L’affaire de la semaine, c’était le procès, à Laon, de Gérald Descamps, condamné à 20 ans de réclusion pour avoir tué Caroline Pirson, en décembre 2016, à Saint-Quentin. La victime était sourde et muette, l’accusé aussi, tout comme les deux tiers des témoins qui ont défilé à la barre. D’où la présence – exceptionnelle – de quatre interprètes en langue des signes.
Par leur biais, on découvre un monde inconnu car silencieux, qui n’est pas situé dans un continent lointain mais au cœur de nos cités. « Sourd-muet, c’est une dénomination impropre. Les sourds peuvent parler, leurs cordes vocales fonctionnent parfaitement. » L’apprentissage n’a rien d’une sinécure. Quand l’enfant commence à articuler « papa » et « maman » à force de l’entendre rabâcher, le sourd ne dispose d’aucun modèle sonore. Par tâtonnements, il découvrira quelle vibration produit quel son. « Le plus fort, c’est que les sourds peuvent avoir un accent : celui de leur orthophoniste », s’amuse une interprète.

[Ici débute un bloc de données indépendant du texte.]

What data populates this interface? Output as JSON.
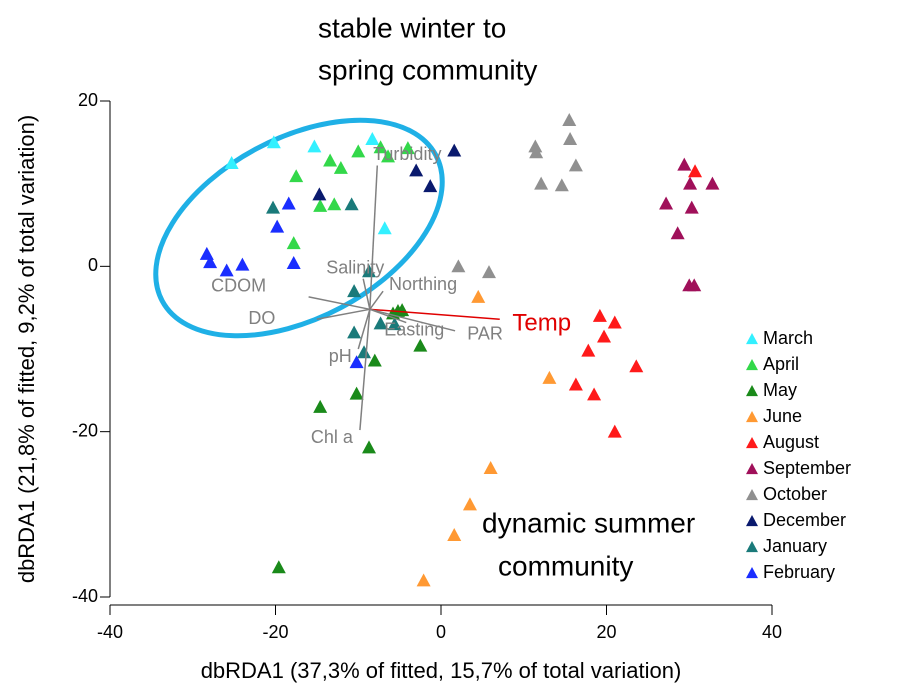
{
  "chart_data": {
    "type": "scatter",
    "xlabel": "dbRDA1 (37,3% of fitted, 15,7% of total variation)",
    "ylabel": "dbRDA1 (21,8% of fitted, 9,2% of total variation)",
    "xlim": [
      -40,
      40
    ],
    "xticks": [
      -40,
      -20,
      0,
      20,
      40
    ],
    "ylim": [
      -40,
      20
    ],
    "yticks": [
      -40,
      -20,
      0,
      20
    ],
    "annotations": [
      "stable winter to",
      "spring community",
      "dynamic summer",
      "community"
    ],
    "series": [
      {
        "name": "March",
        "color": "#33f0ff",
        "x": [
          -25.3,
          -20.2,
          -15.3,
          -8.3,
          -6.8
        ],
        "values": [
          12.5,
          15.0,
          14.5,
          15.4,
          4.6
        ]
      },
      {
        "name": "April",
        "color": "#33d84a",
        "x": [
          -17.5,
          -13.4,
          -12.1,
          -10.0,
          -7.3,
          -6.4,
          -4.0,
          -17.8,
          -14.6,
          -12.9
        ],
        "values": [
          10.9,
          12.8,
          11.9,
          13.9,
          14.4,
          13.3,
          14.3,
          2.8,
          7.3,
          7.5
        ]
      },
      {
        "name": "May",
        "color": "#1a8a1a",
        "x": [
          -19.6,
          -14.6,
          -10.2,
          -8.7,
          -8.0,
          -2.5,
          -5.2,
          -4.7,
          -5.8
        ],
        "values": [
          -36.4,
          -17.0,
          -15.4,
          -21.9,
          -11.4,
          -9.6,
          -5.4,
          -5.3,
          -5.7
        ]
      },
      {
        "name": "June",
        "color": "#ff9933",
        "x": [
          4.5,
          13.1,
          6.0,
          3.5,
          1.6,
          -2.1
        ],
        "values": [
          -3.7,
          -13.5,
          -24.4,
          -28.8,
          -32.5,
          -38.0
        ]
      },
      {
        "name": "August",
        "color": "#ff1a1a",
        "x": [
          30.7,
          19.2,
          21.0,
          19.7,
          17.8,
          23.6,
          16.3,
          18.5,
          21.0
        ],
        "values": [
          11.5,
          -6.0,
          -6.8,
          -8.5,
          -10.2,
          -12.1,
          -14.3,
          -15.5,
          -20.0
        ]
      },
      {
        "name": "September",
        "color": "#a0105a",
        "x": [
          29.4,
          32.8,
          30.1,
          30.3,
          27.2,
          28.6,
          30.0,
          30.6
        ],
        "values": [
          12.3,
          10.0,
          10.0,
          7.1,
          7.6,
          4.0,
          -2.3,
          -2.3
        ]
      },
      {
        "name": "October",
        "color": "#909090",
        "x": [
          15.5,
          15.6,
          16.3,
          11.4,
          11.5,
          12.1,
          14.6,
          2.1,
          5.8
        ],
        "values": [
          17.7,
          15.4,
          12.2,
          14.5,
          13.8,
          10.0,
          9.8,
          0,
          -0.7
        ]
      },
      {
        "name": "December",
        "color": "#0a1a6e",
        "x": [
          1.6,
          -3.0,
          -1.3,
          -14.7
        ],
        "values": [
          14.0,
          11.6,
          9.7,
          8.7
        ]
      },
      {
        "name": "January",
        "color": "#1a7a7a",
        "x": [
          -20.3,
          -10.8,
          -8.7,
          -10.5,
          -10.5,
          -7.3,
          -5.6,
          -9.3
        ],
        "values": [
          7.1,
          7.5,
          -0.6,
          -3.0,
          -8.0,
          -6.9,
          -7.0,
          -10.4
        ]
      },
      {
        "name": "February",
        "color": "#1a2eff",
        "x": [
          -28.3,
          -27.9,
          -25.9,
          -24.0,
          -19.8,
          -18.4,
          -17.8,
          -10.2
        ],
        "values": [
          1.5,
          0.5,
          -0.5,
          0.2,
          4.8,
          7.6,
          0.4,
          -11.6
        ]
      }
    ],
    "vector_origin": {
      "x": -8.6,
      "y": -5.2
    },
    "vectors": [
      {
        "label": "Turbidity",
        "x": -7.7,
        "y": 12.2,
        "color": "#808080"
      },
      {
        "label": "Salinity",
        "x": -9.4,
        "y": -1.5,
        "color": "#808080"
      },
      {
        "label": "Northing",
        "x": -7.0,
        "y": -3.0,
        "color": "#808080"
      },
      {
        "label": "CDOM",
        "x": -16.0,
        "y": -3.7,
        "color": "#808080"
      },
      {
        "label": "DO",
        "x": -15.0,
        "y": -6.4,
        "color": "#808080"
      },
      {
        "label": "Temp",
        "x": 7.1,
        "y": -6.4,
        "color": "#e00000"
      },
      {
        "label": "PAR",
        "x": 1.7,
        "y": -7.8,
        "color": "#808080"
      },
      {
        "label": "Easting",
        "x": -4.2,
        "y": -6.8,
        "color": "#808080"
      },
      {
        "label": "pH",
        "x": -10.0,
        "y": -10.0,
        "color": "#808080"
      },
      {
        "label": "Chl a",
        "x": -9.8,
        "y": -19.8,
        "color": "#808080"
      }
    ]
  }
}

Le procès d’assises révèle à quel point les sourds vivent entre eux. Tout le monde connaît tout le monde. La référence à la « communauté » revient en boucle, les intrigues amoureuses se nouent majoritairement entre sourds, qui se connaissent depuis une scolarité dans des écoles spécialisées.

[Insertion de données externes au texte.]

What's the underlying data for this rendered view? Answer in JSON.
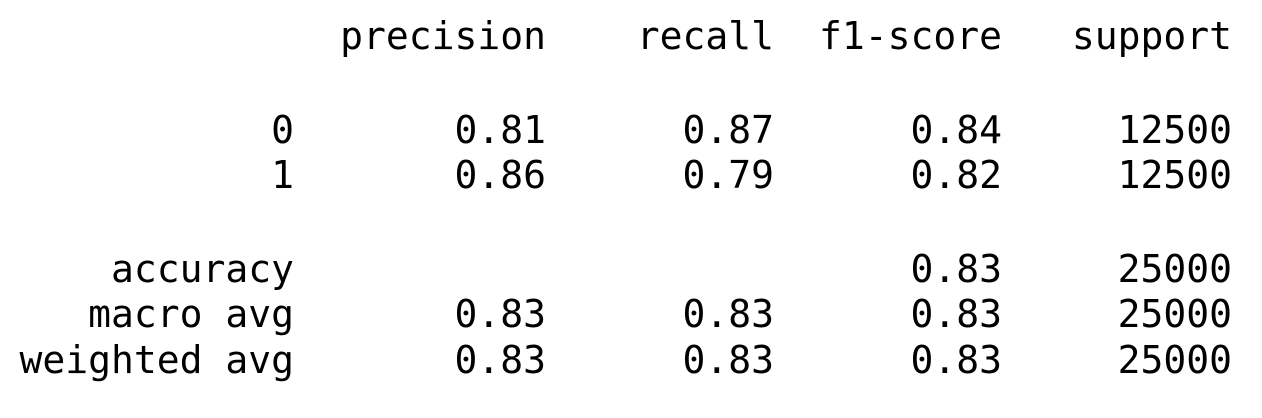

Ainsi, on prend la mesure du choc éprouvé par l’accusé, interpellé à 6 heures du matin et projeté dans le monde bruyant de la garde à vue. D’où le doute quand, quatre ans plus tard, l’homme est déféré devant la cour d’assises. D’abord, personne ne semble vouloir s’adapter à la situation. Lorsqu’il faudrait des questions courtes et claires, les parties en posent de longues, parfois alambiquées. On observe les interprètes dont les mains volent, hésitent, reprennent leur danse au fur et à mesure des hésitations, des ellipses et des « euh… » Surtout, dans ce dossier, les incohérences des déclarations de l’accusé pendant l’instruction pèsent lourd. On lui reproche par exemple d’avoir nié avoir touché la carte bancaire de la victime (or son ADN était dessus). « On lui avait demandé s’il l’avait utilisée » objecte son avocate. « Touchée » ou « utilisée », ça donne quoi en langue des signes ? Cette subtilité, peut-être anodine devant le policier, devient cruciale devant les jurés (or à chaque mot ne correspond pas toujours un signe !) « On l’écoute mais est ce qu’on l’entend ? » se demande la même avocate.

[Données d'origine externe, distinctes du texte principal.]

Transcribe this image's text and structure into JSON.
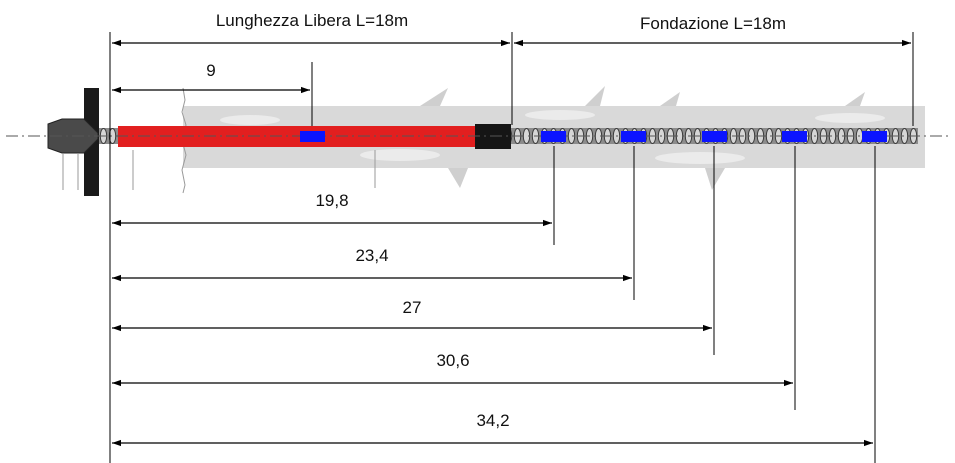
{
  "labels": {
    "free_length": "Lunghezza Libera L=18m",
    "foundation": "Fondazione  L=18m",
    "d1": "9",
    "d2": "19,8",
    "d3": "23,4",
    "d4": "27",
    "d5": "30,6",
    "d6": "34,2"
  },
  "colors": {
    "free_tendon": "#e21f1f",
    "sensor": "#0b14ff",
    "grout": "#d9d9d9",
    "line": "#000000"
  }
}
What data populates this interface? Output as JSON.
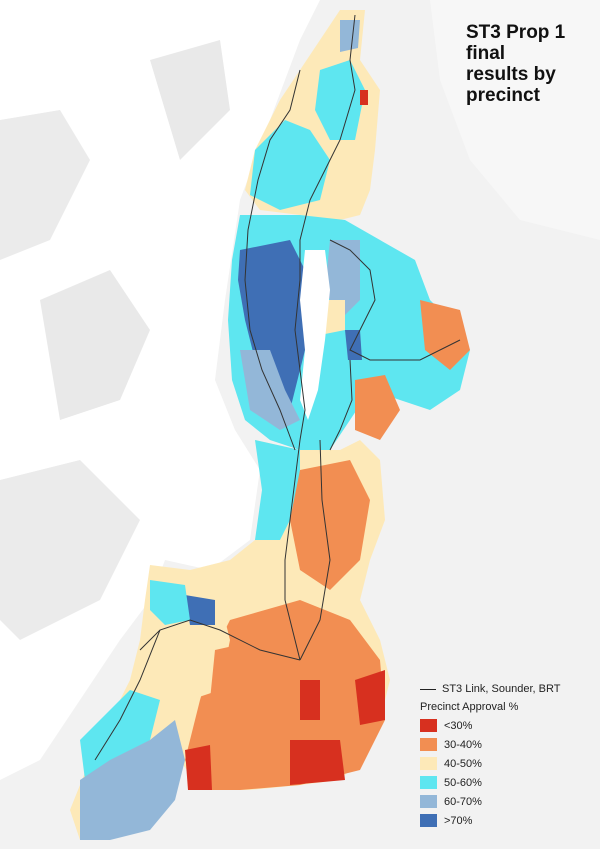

Enfin, il y a l’impression… Une éducatrice vient à la barre : « Ils peuvent faire peur parce qu’ils nous semblent toujours très énervés, reconnaît-elle. Les sons qu’ils parviennent à exprimer peuvent nous faire penser à des cris. Ils sont très directs. D’ailleurs, ils trouvent que nous, les “entendants”, nous tournons toujours autour du pot » . Ni pires ni meilleurs, ils sont citoyens de la vaste contrée de la différence, celle qui fait si peur à ses voisins.